With great vigor, Taikan almost singlehandedly revived the Japan Art Institute, producing one masterpiece after another, year after year. At the age of 14 or 15, Adachi hauled a cart through the snow wearing only flimsy straw sandals, later emerging from these humble beginnings to become the largest owner of Taikan’s paintings in Japan. Perhaps the two had much in common beyond the obvious hardships they faced. Innovative ways of thinking, deep creativity and natural dynamism: in these ways perhaps they were similar.
For example, Taikan revolutionized the Japanese art world by developing a painting technique called karabake brushing paint dripped on a wet surface with a dry brush. Adachi, claiming to have no knowledge of the management of museums, devised a groundbreaking way to operate the museum such that it attracts more than 600,000 visitors annually, making it one of Japan’s leading museums in terms of visitor numbers.
Neither was bound by convention, and the two men were kindred spirits in their free thinking. One can also see their expanse of vision in the great breadth of Taikan’s works and the inexhaustible diversity of Adachi’s ideas.

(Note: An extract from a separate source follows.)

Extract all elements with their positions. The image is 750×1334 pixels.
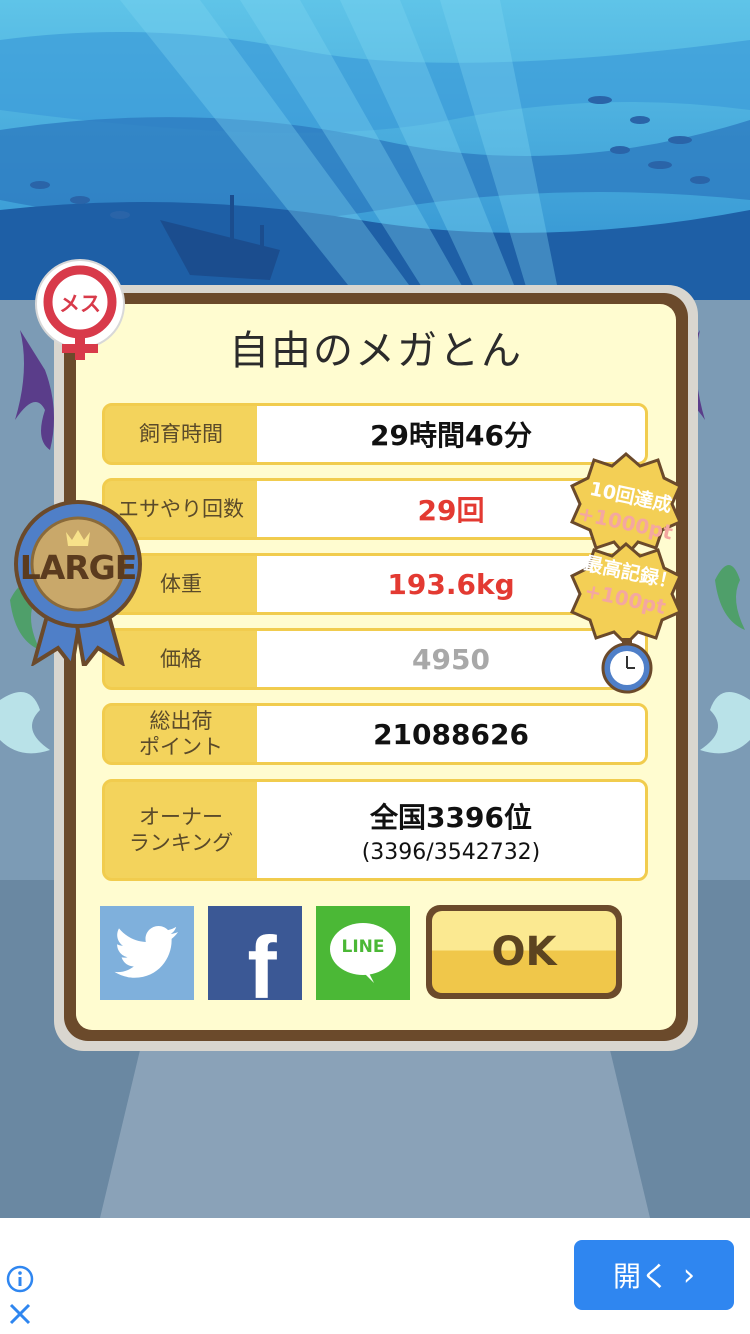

However imposing and serious he may have been, Taikan always had the courtesy to see to the door young picture framers who worked with him, even when he could barely stand up after a night of drinking. For all the single-minded drive of Adachi, he had the humility to ask the people around him, some so young they could have been his grandchildren, for their opinions.
No matter how busy, he would make notes the day before for an interview of just a few lines in a local newspaper. He would banter with reporters and make them feel welcome, afterwards collapsing with exhaustion. The two men had such thoroughness in common.
Morning and evening Adachi would view his garden, and if anything appeared odd, however small, the gardener would be called in. Always the hands-on type, he had such fervor for art.
Once he talked about a painting he had failed to acquire, saying “Coming into contact with a masterpiece is just like meeting a person. It is fate. Collecting paintings is not about money. It is not about price. When a great painting is up for sale, you should close your eyes and grab it. I feel really bad about that painting. Even now I sometimes wake up at night with a start, remembering it, and then can’t fall sleep again.”
Adachi Zenko passed away in 1990 at the age of 91, carrying to his ultimate twilight the fulfillment of his dream of presenting the Adachi Museum of Art to the world. When I recall his passion, one realizes that it is not just the paintings or the garden or even the people that Adachi wanted us to encounter at the museum. It is his wish for the touching of our hearts by the beauty that permeates every corner of the Adachi Museum of Art. For every visitor to take in the beauty and be moved by it was the founder’s simple wish in establishing this art museum.